Prisão de humorista gera debate sobre liberdade na França
A detenção de um humorista francês por fazer uma piada aparentemente simpática com os extremistas que massacraram 12 pessoas no jornal francês "Charlie Hebdo" gerou queixas de que as leis de proteção à liberdade de expressão na França operam com dois pesos e duas medidas.
Dieudonné M'Bala M'Bala, que já havia sido condenado por antissemitismo, foi detido nesta quarta (14), solto em seguida e informado de que será julgado em fevereiro por apologia ao terrorismo. Em sua página no Facebook, ele escreveu "Eu sou Charlie Coulibaly".
A frase é uma brincadeira com o slogan de apoio às vítimas do "Charlie Hebdo" --"Je Suis Charlie" (Eu Sou Charlie, em francês)-- combinada ao sobrenome de Amedy Coulibaly, que matou quatro pessoas em um mercado judaico no dia 9.
Bernard Cazeneuve, ministro do Interior, disse que o comentário demonstrava "irresponsabilidade, desrespeito e uma propensão a alimentar o ódio e a divisão, e isso é insuportável".

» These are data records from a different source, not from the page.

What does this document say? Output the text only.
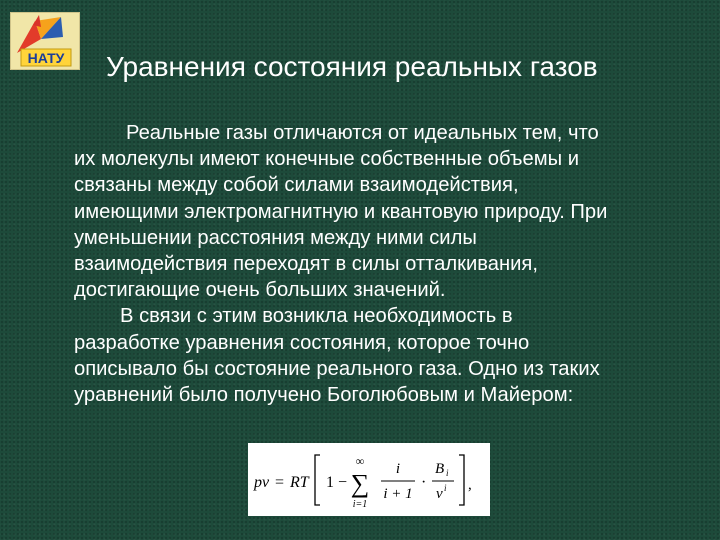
НАТУ Уравнения состояния реальных газов
Реальные газы отличаются от идеальных тем, что
их молекулы имеют конечные собственные объемы и
связаны между собой силами взаимодействия,
имеющими электромагнитную и квантовую природу. При
уменьшении расстояния между ними силы
взаимодействия переходят в силы отталкивания,
достигающие очень больших значений.
В связи с этим возникла необходимость в
разработке уравнения состояния, которое точно
описывало бы состояние реального газа. Одно из таких
уравнений было получено Боголюбовым и Майером:
pv = RT 1 −
∞
∑
i=1
i
i + 1
·
B i
v i ,
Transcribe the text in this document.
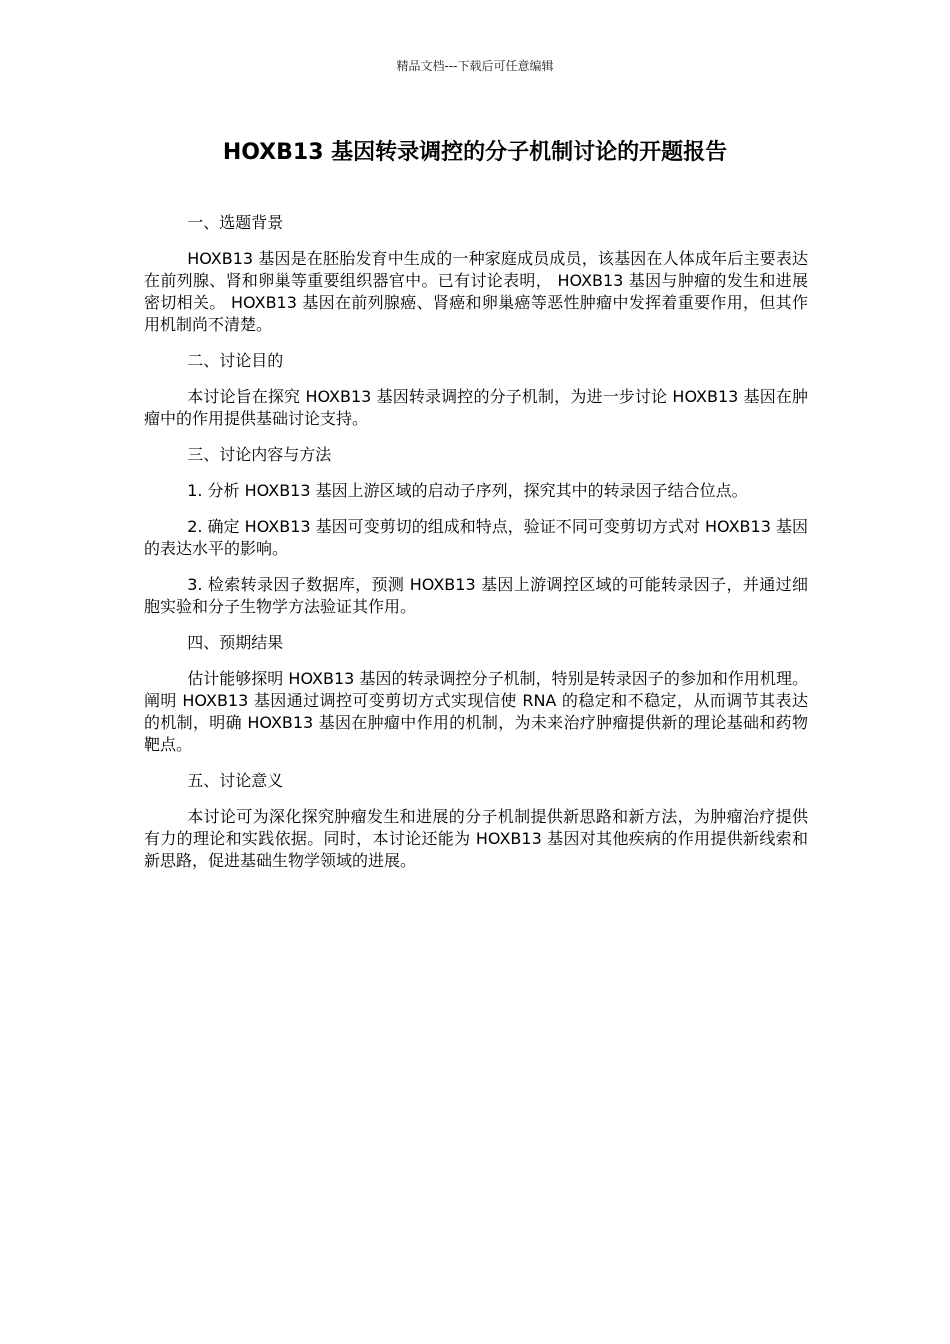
精品文档---下载后可任意编辑
HOXB13 基因转录调控的分子机制讨论的开题报告

一、选题背景

HOXB13 基因是在胚胎发育中生成的一种家庭成员成员，该基因在人体成年后主要表达在前列腺、肾和卵巢等重要组织器官中。已有讨论表明， HOXB13 基因与肿瘤的发生和进展密切相关。 HOXB13 基因在前列腺癌、肾癌和卵巢癌等恶性肿瘤中发挥着重要作用，但其作用机制尚不清楚。

二、讨论目的

本讨论旨在探究 HOXB13 基因转录调控的分子机制，为进一步讨论 HOXB13 基因在肿瘤中的作用提供基础讨论支持。

三、讨论内容与方法

1. 分析 HOXB13 基因上游区域的启动子序列，探究其中的转录因子结合位点。

2. 确定 HOXB13 基因可变剪切的组成和特点，验证不同可变剪切方式对 HOXB13 基因的表达水平的影响。

3. 检索转录因子数据库，预测 HOXB13 基因上游调控区域的可能转录因子，并通过细胞实验和分子生物学方法验证其作用。

四、预期结果

估计能够探明 HOXB13 基因的转录调控分子机制，特别是转录因子的参加和作用机理。阐明 HOXB13 基因通过调控可变剪切方式实现信使 RNA 的稳定和不稳定，从而调节其表达的机制，明确 HOXB13 基因在肿瘤中作用的机制，为未来治疗肿瘤提供新的理论基础和药物靶点。

五、讨论意义

本讨论可为深化探究肿瘤发生和进展的分子机制提供新思路和新方法，为肿瘤治疗提供有力的理论和实践依据。同时，本讨论还能为 HOXB13 基因对其他疾病的作用提供新线索和新思路，促进基础生物学领域的进展。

Dieudonné, que tem grande número de seguidores na França, respondeu: "Só estava tentando fazer as pessoas rirem, e rirem diante da morte, porque a morte ri de nós, como o 'Charlie' lamentavelmente sabe".
A nova polêmica envolvendo Dieudonné revelou um sistema no qual uma longa tradição de liberdade de expressão convive com barreiras legais adotadas contra o discurso do ódio.
"Por que a liberdade de expressão para em Dieudonné?", perguntou o escritor e blogueiro Nicolas Bourgoin.
De acordo com advogados, parte da resposta é que os comentários de Dieudonné foram entendidos pelos promotores franceses como defesa ou apoio explícito ao terrorismo, e há severas leis contra isso na França.
A questão mais complicada é o grupo de leis de combate à discriminação. A liberdade de expressão pode ser cerceada se um tribunal determinar que pessoas são perseguidas pela religião, raça ou orientação sexual.
O próprio "Charlie" enfrentou problemas judiciais por isso. Em 2007, a Grande Mesquita de Paris e a União de Organizações Islâmicas Francesas acusaram o jornal de racismo por cartuns que retratavam Maomé. O processo foi arquivado.
Em contraste, juízes repetidamente definiram como ilegais as controversas piadas de Dieudonné. A última condenação foi em 2013, por antissemitismo, após ter dado a entender que o lugar de um jornalista judeu era a câmara de gás.